Though, after multiple rounds of edits, I am now assuming that there’s simply an issue of awareness. What follows is therefore an attempt to raise awareness on the various academic but also industrial efforts around the performance of dynamic languages.
Disclaimer: this blog post isn’t attempting to be complete in any way, but I hope it provides enough pointers for people interested in language implementation technology for dynamic languages to go deeper and possibly even contribute.
Languages vs. Language Implementations
Before going into technical details, it is important to start distinguishing between a language and its implementation. Especially, when we talk about programming language research, these two are rarely the same.
While the languages mentioned in the post (Python, R, PHP) all have “standard” implementations, which are the by far most widely used ones, they are far from the only implementations. Let’s just pick three for each language: There are PyPy, IronPython, and Jython for Python, pqR, Renjin, and FastR for R, as well as HippyVM, PeachPie, and Quercus for PHP.
How do I know? I didn’t benchmark all of these language implementations, but I worked on comparing compilers across languages with the Are We Fast Yet project . One important insight here is that language design can definitely have a performance impact. But, the ingenuity of compiler writers and language implementers has eliminated all major performance hurdles in the last 30 years.
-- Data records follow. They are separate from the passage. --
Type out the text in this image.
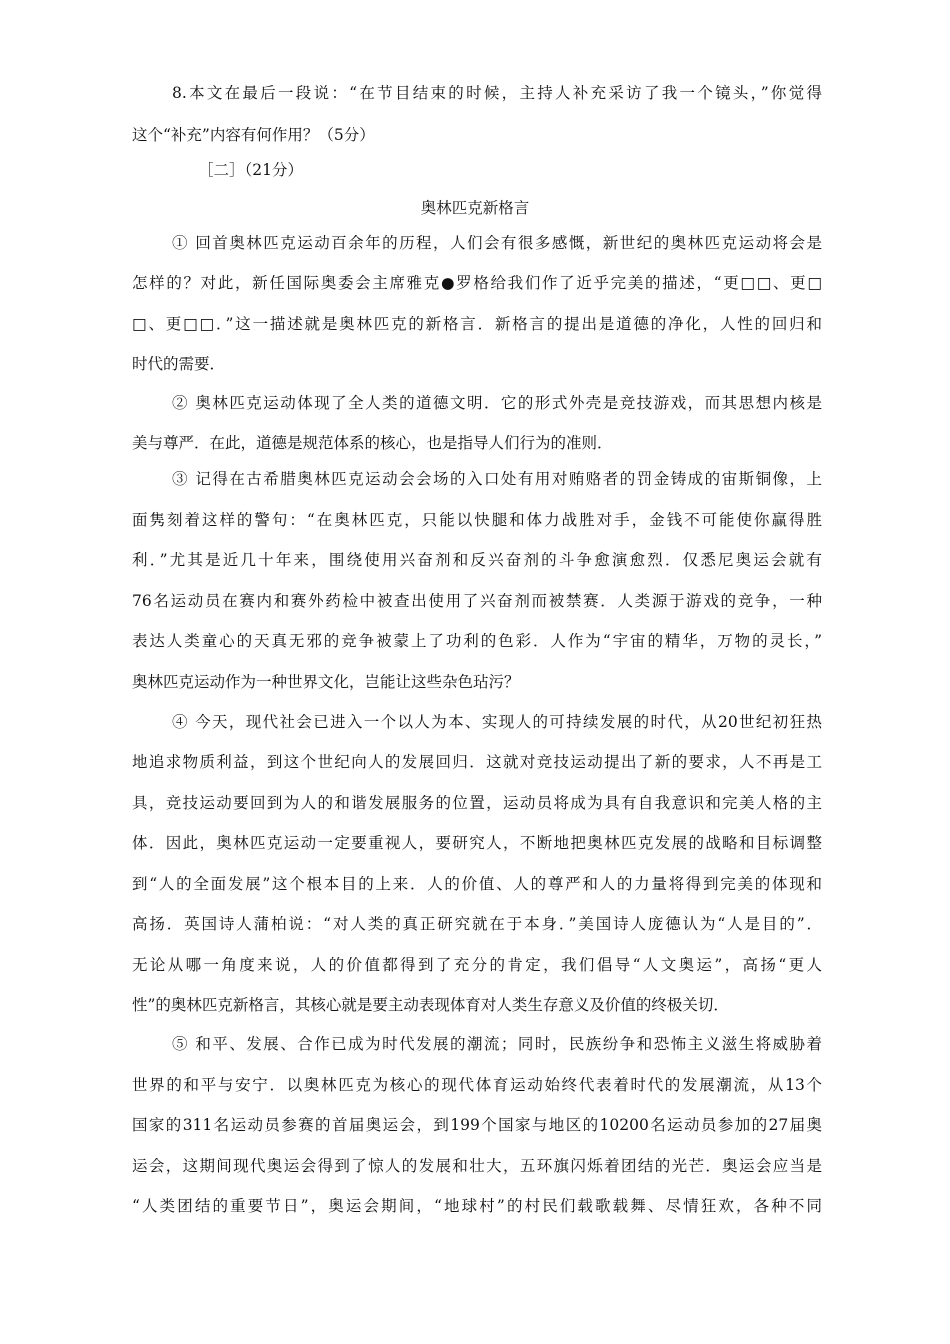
8.本文在最后一段说：“在节目结束的时候，主持人补充采访了我一个镜头，”你觉得
这个“补充”内容有何作用？（5分）
［二］（21分）
奥林匹克新格言
① 回首奥林匹克运动百余年的历程，人们会有很多感慨，新世纪的奥林匹克运动将会是
怎样的？对此，新任国际奥委会主席雅克●罗格给我们作了近乎完美的描述，“更□□、更□
□、更□□．”这一描述就是奥林匹克的新格言．新格言的提出是道德的净化，人性的回归和
时代的需要．
② 奥林匹克运动体现了全人类的道德文明．它的形式外壳是竞技游戏，而其思想内核是
美与尊严．在此，道德是规范体系的核心，也是指导人们行为的准则．
③ 记得在古希腊奥林匹克运动会会场的入口处有用对贿赂者的罚金铸成的宙斯铜像，上
面隽刻着这样的警句：“在奥林匹克，只能以快腿和体力战胜对手，金钱不可能使你赢得胜
利．”尤其是近几十年来，围绕使用兴奋剂和反兴奋剂的斗争愈演愈烈．仅悉尼奥运会就有
76名运动员在赛内和赛外药检中被查出使用了兴奋剂而被禁赛．人类源于游戏的竞争，一种
表达人类童心的天真无邪的竞争被蒙上了功利的色彩．人作为“宇宙的精华，万物的灵长，”
奥林匹克运动作为一种世界文化，岂能让这些杂色玷污？
④ 今天，现代社会已进入一个以人为本、实现人的可持续发展的时代，从20世纪初狂热
地追求物质利益，到这个世纪向人的发展回归．这就对竞技运动提出了新的要求，人不再是工
具，竞技运动要回到为人的和谐发展服务的位置，运动员将成为具有自我意识和完美人格的主
体．因此，奥林匹克运动一定要重视人，要研究人，不断地把奥林匹克发展的战略和目标调整
到“人的全面发展”这个根本目的上来．人的价值、人的尊严和人的力量将得到完美的体现和
高扬．英国诗人蒲柏说：“对人类的真正研究就在于本身．”美国诗人庞德认为“人是目的”．
无论从哪一角度来说，人的价值都得到了充分的肯定，我们倡导“人文奥运”，高扬“更人
性”的奥林匹克新格言，其核心就是要主动表现体育对人类生存意义及价值的终极关切．
⑤ 和平、发展、合作已成为时代发展的潮流；同时，民族纷争和恐怖主义滋生将威胁着
世界的和平与安宁．以奥林匹克为核心的现代体育运动始终代表着时代的发展潮流，从13个
国家的311名运动员参赛的首届奥运会，到199个国家与地区的10200名运动员参加的27届奥
运会，这期间现代奥运会得到了惊人的发展和壮大，五环旗闪烁着团结的光芒．奥运会应当是
“人类团结的重要节日”，奥运会期间，“地球村”的村民们载歌载舞、尽情狂欢，各种不同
This means, claims about the languages for instance them being “all notoriously slow and bloated” and “not designed to be fast or space-efficient” are rather misguided.
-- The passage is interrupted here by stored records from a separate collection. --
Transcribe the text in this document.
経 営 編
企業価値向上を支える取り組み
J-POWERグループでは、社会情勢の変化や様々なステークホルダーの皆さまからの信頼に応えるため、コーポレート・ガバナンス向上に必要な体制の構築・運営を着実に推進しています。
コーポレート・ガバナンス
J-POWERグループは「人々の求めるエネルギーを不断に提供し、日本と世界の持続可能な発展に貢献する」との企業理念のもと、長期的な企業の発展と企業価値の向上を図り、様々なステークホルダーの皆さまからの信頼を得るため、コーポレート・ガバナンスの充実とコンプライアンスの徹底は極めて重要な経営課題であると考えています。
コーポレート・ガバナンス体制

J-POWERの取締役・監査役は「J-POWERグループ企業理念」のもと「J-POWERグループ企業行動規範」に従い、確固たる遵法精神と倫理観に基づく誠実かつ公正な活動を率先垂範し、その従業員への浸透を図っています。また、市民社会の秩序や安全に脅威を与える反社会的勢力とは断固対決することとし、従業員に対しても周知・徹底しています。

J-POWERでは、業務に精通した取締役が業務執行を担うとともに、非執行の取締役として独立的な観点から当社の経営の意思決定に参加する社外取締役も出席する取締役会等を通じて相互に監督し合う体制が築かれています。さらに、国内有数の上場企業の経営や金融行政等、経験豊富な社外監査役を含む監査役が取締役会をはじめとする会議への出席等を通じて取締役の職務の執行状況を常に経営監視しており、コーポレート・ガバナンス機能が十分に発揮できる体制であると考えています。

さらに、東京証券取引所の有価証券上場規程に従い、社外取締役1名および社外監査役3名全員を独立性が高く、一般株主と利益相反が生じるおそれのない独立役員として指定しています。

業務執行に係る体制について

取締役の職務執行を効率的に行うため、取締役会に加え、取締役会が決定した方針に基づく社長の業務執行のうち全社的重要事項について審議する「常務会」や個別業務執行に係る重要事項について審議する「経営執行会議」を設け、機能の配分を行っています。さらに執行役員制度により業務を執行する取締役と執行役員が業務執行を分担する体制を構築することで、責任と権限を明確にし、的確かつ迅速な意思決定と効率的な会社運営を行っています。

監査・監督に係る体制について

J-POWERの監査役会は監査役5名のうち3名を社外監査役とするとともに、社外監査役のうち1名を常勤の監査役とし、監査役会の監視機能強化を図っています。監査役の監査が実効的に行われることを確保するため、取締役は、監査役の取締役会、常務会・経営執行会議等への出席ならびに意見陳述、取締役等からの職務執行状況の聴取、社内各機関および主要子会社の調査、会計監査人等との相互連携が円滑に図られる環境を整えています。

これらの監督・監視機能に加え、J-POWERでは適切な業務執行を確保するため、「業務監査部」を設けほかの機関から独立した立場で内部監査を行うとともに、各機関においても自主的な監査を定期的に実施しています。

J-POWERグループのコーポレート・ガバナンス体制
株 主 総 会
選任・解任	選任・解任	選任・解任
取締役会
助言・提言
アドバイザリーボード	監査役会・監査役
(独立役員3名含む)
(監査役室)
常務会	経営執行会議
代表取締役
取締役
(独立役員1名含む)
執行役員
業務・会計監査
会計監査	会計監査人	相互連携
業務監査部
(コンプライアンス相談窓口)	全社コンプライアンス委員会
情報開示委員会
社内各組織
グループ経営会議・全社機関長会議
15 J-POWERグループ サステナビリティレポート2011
Though, one may argue that these techniques have not been successful enough, because people don’t use the language implementations actually benefiting from them.
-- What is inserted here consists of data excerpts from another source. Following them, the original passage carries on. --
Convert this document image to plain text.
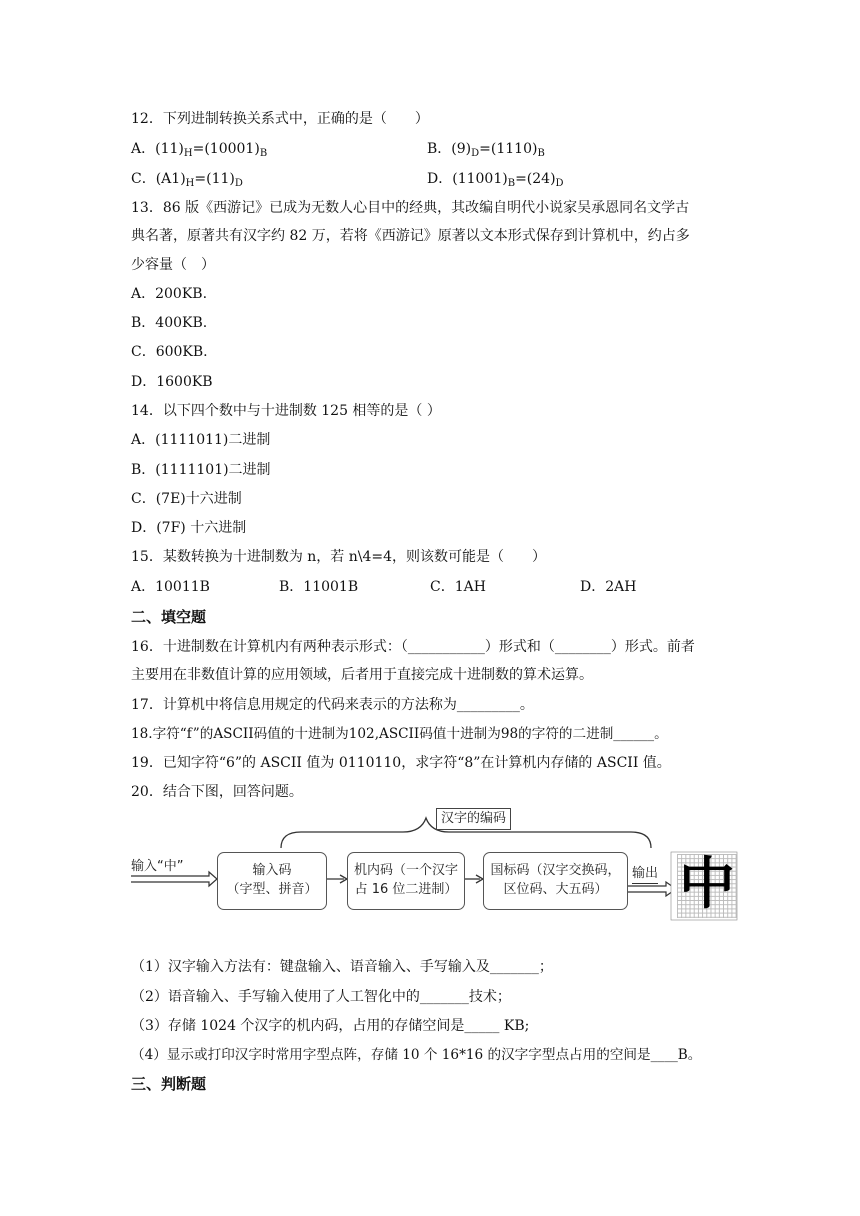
12．下列进制转换关系式中，正确的是（　　）
A．$(11)_H=(10001)_B$	B．$(9)_D=(1110)_B$
C．$(A1)_H=(11)_D$	D．$(11001)_B=(24)_D$
13．86 版《西游记》已成为无数人心目中的经典，其改编自明代小说家吴承恩同名文学古
典名著，原著共有汉字约 82 万，若将《西游记》原著以文本形式保存到计算机中，约占多
少容量（　）
A．200KB.
B．400KB.
C．600KB.
D．1600KB
14．以下四个数中与十进制数 125 相等的是（ ）
A．(1111011)二进制
B．(1111101)二进制
C．(7E)十六进制
D．(7F) 十六进制
15．某数转换为十进制数为 n，若 n\4=4，则该数可能是（　　）
A．10011B	B．11001B	C．1AH	D．2AH
二、填空题
16．十进制数在计算机内有两种表示形式：（___________）形式和（________）形式。前者
主要用在非数值计算的应用领域，后者用于直接完成十进制数的算术运算。
17．计算机中将信息用规定的代码来表示的方法称为_________。
18.字符“f”的ASCII码值的十进制为102,ASCII码值十进制为98的字符的二进制______。
19．已知字符“6”的 ASCII 值为 0110110，求字符“8”在计算机内存储的 ASCII 值。
20．结合下图，回答问题。
汉字的编码
输入“中”	输入码
（字型、拼音）
机内码（一个汉字
占 16 位二进制）
国标码（汉字交换码，
区位码、大五码）
输出 中
（1）汉字输入方法有：键盘输入、语音输入、手写输入及_______；
（2）语音输入、手写输入使用了人工智化中的_______技术；
（3）存储 1024 个汉字的机内码，占用的存储空间是_____ KB;
（4）显示或打印汉字时常用字型点阵，存储 10 个 16*16 的汉字字型点占用的空间是____B。
三、判断题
Fine, but I believe this is only partially a technical problem. Some of it is a social issue, too.
Is Python doomed? Of course not!
So, what about Python then? The blog post picks up a claim that Python is incredibly slow when it comes to matrix multiplication. And later, without much context claims that PyPy is perhaps 2 times faster than Python, but sometimes slower.
One could have asked the PyPy community, or looked at their blog. PyPy doesn’t have auto-vectorization as far as I know, so, indeed, it has a hard time reaching the performance of vectorized code, but it is much faster than what’s implied. Such broad claims are not just unjustified and bad style, they are also painfully unscientific. No, Python is not necessarily slow and bloated. Maps, Hidden Classes, and object shapes make it possible to store even integers rather efficiently. With the previously mentioned storage strategies, this works extremely well for your hugh array with integers, too.
Are Dynamic-Languages Single Threaded?
This one, I do indeed take personally.
First of all, being effectively single threaded can be a Good Thing™. Why would you want to deal with shared memory race conditions? This is a language design question. So in the end a matter of taste. And, if one really wants to, some forms of shared memory are possible, even without introducing all its drawbacks.
That aside, Python, R, and others have fairly nice ways of supporting parallelism, including multiprocess approaches. And, to blow my own horn a little more, if you really want shared memory multithreading, you can have that efficiently, too with our work on thread-safe object models  and thread-safe storage strategies  .
Where to go from here?
To sum up: yes, metal languages will continue to be important, but so will the irrational exuberance languages. We as a community should lead the way in developing systems (at the hardware and software levels) that will make them run faster.
Yes, we should. And the PL community spent a lot of effort doing this for the last 30 years. So, please join us. We are out there and could use help!
And of course, SPLASH is around the corner, too. With DLS and VMIL, SPLASH has a strong history of providing venues for discussing the implementation of dynamic languages. OOPSLA, as in the past, has pretty cool papers on dynamic language implementation.
My Introduction to Efficient and Safe Implementations of Dynamic Languages has many pointers to research, some of which also made it into some early overview of the field.
For questions or difference in opinion, find me on Twitter @smarr.
Part of my annoyance with the blog post is its dismissive and condescending tone.
Some of these so-called “scripting languages” are essentially moribund, like Perl (1987)
Seems a completely unnecessary point to be made. It is also unclear how this is assessed. The Perl community is active, but yes, a lot of effort went into Raku.
Post Post Scriptum
Python programmers need to distinguish between time and memory spent in pure Python (optimizable) from time and memory spent in C libraries (not so much). They need help tracking down expensive and insidious traffic across the language boundaries (copying and serialization).